Specialists benefit from job changes, unskilled workers do not

Status: 06/06/2023 12:14 p.m

For workers with low qualifications and in helping jobs, a job change can mean relegation, according to a study. Specialists, on the other hand, can benefit – not only in terms of salary.

Employees who do unskilled or semi-skilled work apparently have little chance of advancement when changing jobs. This is the result of an analysis by the Bertelsmann Foundation on career changes and the consequences for those affected. Skilled workers and specialists primarily benefit from the prospect of better pay associated with a new job.

Changing jobs can increase working hours

A new professional start pays off above all when employees switch to related activities. “The increase in wages can then be up to 3,500 euros gross per year higher than when switching to unrelated professions,” it said. “The more knowledge from the old job can also be used in the new job, the greater the chance of a successful job change.”

For specialists, a successful new professional start not only pays off financially – it also increases working hours. According to the study, employees who start in a closely related job spend an average of 6.2 more days a year on the job than those who switch to a completely different job. With a less related job, the plus after the change is at least 4.3 days.

Assistants often without any chance of advancement and better pay

According to the analysis, “helpers” in particular are disadvantaged. This describes the level at which a person is employed, study author Roman Wink explained. This helping activity does not require any professional training. In many cases, these are low-skilled, i.e. people without a professional qualification. However, people with professional qualifications could also be employed as assistants.

According to the information, more than eleven percent of these employees change their job every year – for skilled workers it is only around seven percent. In addition, the helpers then work twice as often in a job that is new to them than employees in higher-skilled jobs. When “job-hopping” they would have to focus more on the demands of the labor market than on their existing skills – and therefore have to be retrained again and again. Therefore, the acquisition of partial qualifications up to the vocational qualification is “an important lever”, according to the Bertelsmann Foundation.
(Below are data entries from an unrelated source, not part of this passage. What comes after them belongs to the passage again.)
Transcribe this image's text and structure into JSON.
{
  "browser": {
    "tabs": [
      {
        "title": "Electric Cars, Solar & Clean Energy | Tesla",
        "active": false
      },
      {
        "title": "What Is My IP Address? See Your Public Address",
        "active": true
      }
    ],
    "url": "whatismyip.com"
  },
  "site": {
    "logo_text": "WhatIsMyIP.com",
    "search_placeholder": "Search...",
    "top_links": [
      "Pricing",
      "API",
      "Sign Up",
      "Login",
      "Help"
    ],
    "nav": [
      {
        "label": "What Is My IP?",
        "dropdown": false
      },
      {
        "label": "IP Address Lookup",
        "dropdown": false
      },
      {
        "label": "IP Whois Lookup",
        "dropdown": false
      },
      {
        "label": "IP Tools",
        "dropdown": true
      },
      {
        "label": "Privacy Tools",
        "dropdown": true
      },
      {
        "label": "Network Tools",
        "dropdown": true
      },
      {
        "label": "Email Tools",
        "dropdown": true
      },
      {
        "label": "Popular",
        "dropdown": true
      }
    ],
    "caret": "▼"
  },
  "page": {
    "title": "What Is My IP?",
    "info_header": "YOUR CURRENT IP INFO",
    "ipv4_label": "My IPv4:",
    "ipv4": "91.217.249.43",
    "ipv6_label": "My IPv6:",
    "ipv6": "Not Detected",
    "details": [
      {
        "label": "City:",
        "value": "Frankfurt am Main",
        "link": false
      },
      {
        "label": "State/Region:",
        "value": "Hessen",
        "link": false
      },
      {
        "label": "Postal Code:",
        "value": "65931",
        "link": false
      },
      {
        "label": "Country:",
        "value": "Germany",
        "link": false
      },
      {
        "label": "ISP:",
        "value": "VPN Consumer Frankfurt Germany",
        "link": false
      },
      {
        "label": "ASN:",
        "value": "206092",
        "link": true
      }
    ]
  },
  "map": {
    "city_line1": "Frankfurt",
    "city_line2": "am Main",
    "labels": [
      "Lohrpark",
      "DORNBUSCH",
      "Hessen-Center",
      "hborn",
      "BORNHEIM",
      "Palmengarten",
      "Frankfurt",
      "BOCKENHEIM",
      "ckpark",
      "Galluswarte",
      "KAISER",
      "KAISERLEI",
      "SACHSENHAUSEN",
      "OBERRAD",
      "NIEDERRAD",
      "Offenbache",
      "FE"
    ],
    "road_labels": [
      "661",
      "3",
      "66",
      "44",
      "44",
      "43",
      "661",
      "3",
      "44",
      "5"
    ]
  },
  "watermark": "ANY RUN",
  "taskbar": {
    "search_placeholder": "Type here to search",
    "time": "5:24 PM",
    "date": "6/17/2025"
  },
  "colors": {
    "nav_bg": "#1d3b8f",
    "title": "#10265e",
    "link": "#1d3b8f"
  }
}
Women disadvantaged when changing jobs

In addition, women are often worse off when changing jobs. For them, too, vocational training improves their chances of advancement, but it cannot eliminate the disadvantage in a gender comparison. Men with training succeed in 82 percent of job changes from helper to specialist, for women it is just under 77 percent. In addition, even with training, the risk of relegation from a professionally qualified job is 13 percent higher for women than for men with only 9 percent.

Skills need to be made more visible

Tobias Ortmann, the foundation’s labor market expert, emphasized that higher labor force participation is a decisive factor in the fight against the shortage of skilled workers. If the change is successful, it would also be a win for the employer. The study highlighted that, in most cases, the low-skilled and helpers have usable skills, even if these are not formally supported by certificates. Therefore, procedures are needed to make the skills visible, demanded Wink.

Last week, an analysis by the Federal Employment Agency (BA) revealed that there is a shortage of skilled workers in every sixth profession in Germany. In 200 of the approximately 1,200 assessed occupations there was a bottleneck last year – 52 more than in 2021. The number of bottleneck occupations thus rose to a new high.

According to the BA, the nursing professions, professional drivers, medical specialists, construction and craft professions, childcare, automotive engineering and IT professions are particularly affected by the shortage of skilled workers. Compared to the previous year, hotel or catering services, metal construction and bus drivers have been added in 2022. Half of the vacancies last year were in one of these professions with a shortage of skilled workers.